#blackhistory365 | Celebrating Black History All Year
February is upon us. The second month of the new year brings us closer to spring and the celebration of love on Saint Valentine's Day. Thanks to historian Carter G. Woodson and the establishment of Black History Week in 1926, his love for the history of African Americans ushered in a month-long celebration recognized by President Gerald Ford in 1976, Black History Month. ***Spoiler alert*** if you are black, Black History Month is every day of the year. The list of contributions, accomplishments, inventions, and major milestones made by African Americans is extensive and highlights the paragon of the culture a.k.a. Black Excellence!
A few notable historical moments: January, the birth of Dr. Martin Luther King Jr. on January 15. Also, the world just witnessed history with the swearing-in of the first woman of color Vice President of the United States, Kamala Devi Harris.
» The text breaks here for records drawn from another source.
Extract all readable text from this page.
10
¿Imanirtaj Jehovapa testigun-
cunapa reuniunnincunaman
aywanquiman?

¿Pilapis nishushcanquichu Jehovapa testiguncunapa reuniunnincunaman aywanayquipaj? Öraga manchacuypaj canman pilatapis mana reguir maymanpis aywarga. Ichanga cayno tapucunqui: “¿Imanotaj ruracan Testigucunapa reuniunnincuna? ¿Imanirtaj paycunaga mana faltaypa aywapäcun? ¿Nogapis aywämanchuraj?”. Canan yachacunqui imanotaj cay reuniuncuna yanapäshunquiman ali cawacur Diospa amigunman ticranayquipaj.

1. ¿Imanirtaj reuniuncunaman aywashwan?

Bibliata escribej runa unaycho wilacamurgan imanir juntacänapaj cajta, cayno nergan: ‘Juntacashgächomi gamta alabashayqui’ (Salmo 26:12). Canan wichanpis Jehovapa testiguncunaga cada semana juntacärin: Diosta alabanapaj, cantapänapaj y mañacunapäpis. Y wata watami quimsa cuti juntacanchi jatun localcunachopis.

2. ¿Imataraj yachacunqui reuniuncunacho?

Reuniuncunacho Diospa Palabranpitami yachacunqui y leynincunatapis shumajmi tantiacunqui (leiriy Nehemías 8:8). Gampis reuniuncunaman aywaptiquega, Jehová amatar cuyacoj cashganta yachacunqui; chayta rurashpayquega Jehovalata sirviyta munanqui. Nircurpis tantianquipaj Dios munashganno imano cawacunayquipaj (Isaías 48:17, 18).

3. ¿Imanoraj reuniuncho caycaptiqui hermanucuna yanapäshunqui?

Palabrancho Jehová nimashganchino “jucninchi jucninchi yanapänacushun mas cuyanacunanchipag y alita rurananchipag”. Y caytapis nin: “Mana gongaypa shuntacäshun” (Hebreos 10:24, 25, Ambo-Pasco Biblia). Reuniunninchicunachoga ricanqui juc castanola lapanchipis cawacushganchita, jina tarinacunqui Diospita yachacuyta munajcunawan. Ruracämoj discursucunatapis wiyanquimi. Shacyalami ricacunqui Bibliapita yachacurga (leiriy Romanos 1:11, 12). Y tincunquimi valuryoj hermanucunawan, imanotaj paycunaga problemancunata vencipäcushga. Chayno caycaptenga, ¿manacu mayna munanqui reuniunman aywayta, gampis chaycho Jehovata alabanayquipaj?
February, the NAACP, National Association for the Advancement of Colored People was founded in 1909. March, Crispus Attucks was the first African American to die in the Revolutionary War in 1770. April, the A.M.E. Church, African Methodist Episcopal Church, was founded in 1816. May, A. Philip Randolph organized the Brotherhood of Sleeping Car Porters in 1925. June, Juneteenth, the last enslaved people in Galveston, Texas gained their freedom in 1865. July, Vermont became the first colony/state to abolish slavery in 1777. August, the Universal Negro Improvement Society, founded by Marcus Garvey, held its first international convention at Madison Square Garden in New York City in 1920. September, Booker T. Washington delivered his "Atlanta Compromise" speech at the Cotton States International Exposition in Atlanta, Georgia in 1895. October, The Black Panther Party was founded by Huey P. Newton and Bobby Seal in Oakland, California in 1966. November, the African Free School of New York, a school for children of enslaved and free blacks, opened in 1787. December, the Thirteenth Amendment was passed by the U.S. Congress in 1865, abolishing slavery. Our history is rich and full of remarkable accomplishments and should not be limited to one month of the year.
Black history is American history and actually extends beyond our borders and is a global history that pre-dates 1619. In the spirit of diversity and inclusion, African American history and culture is worthy of celebration all year long. Happy Black History 365 days a year!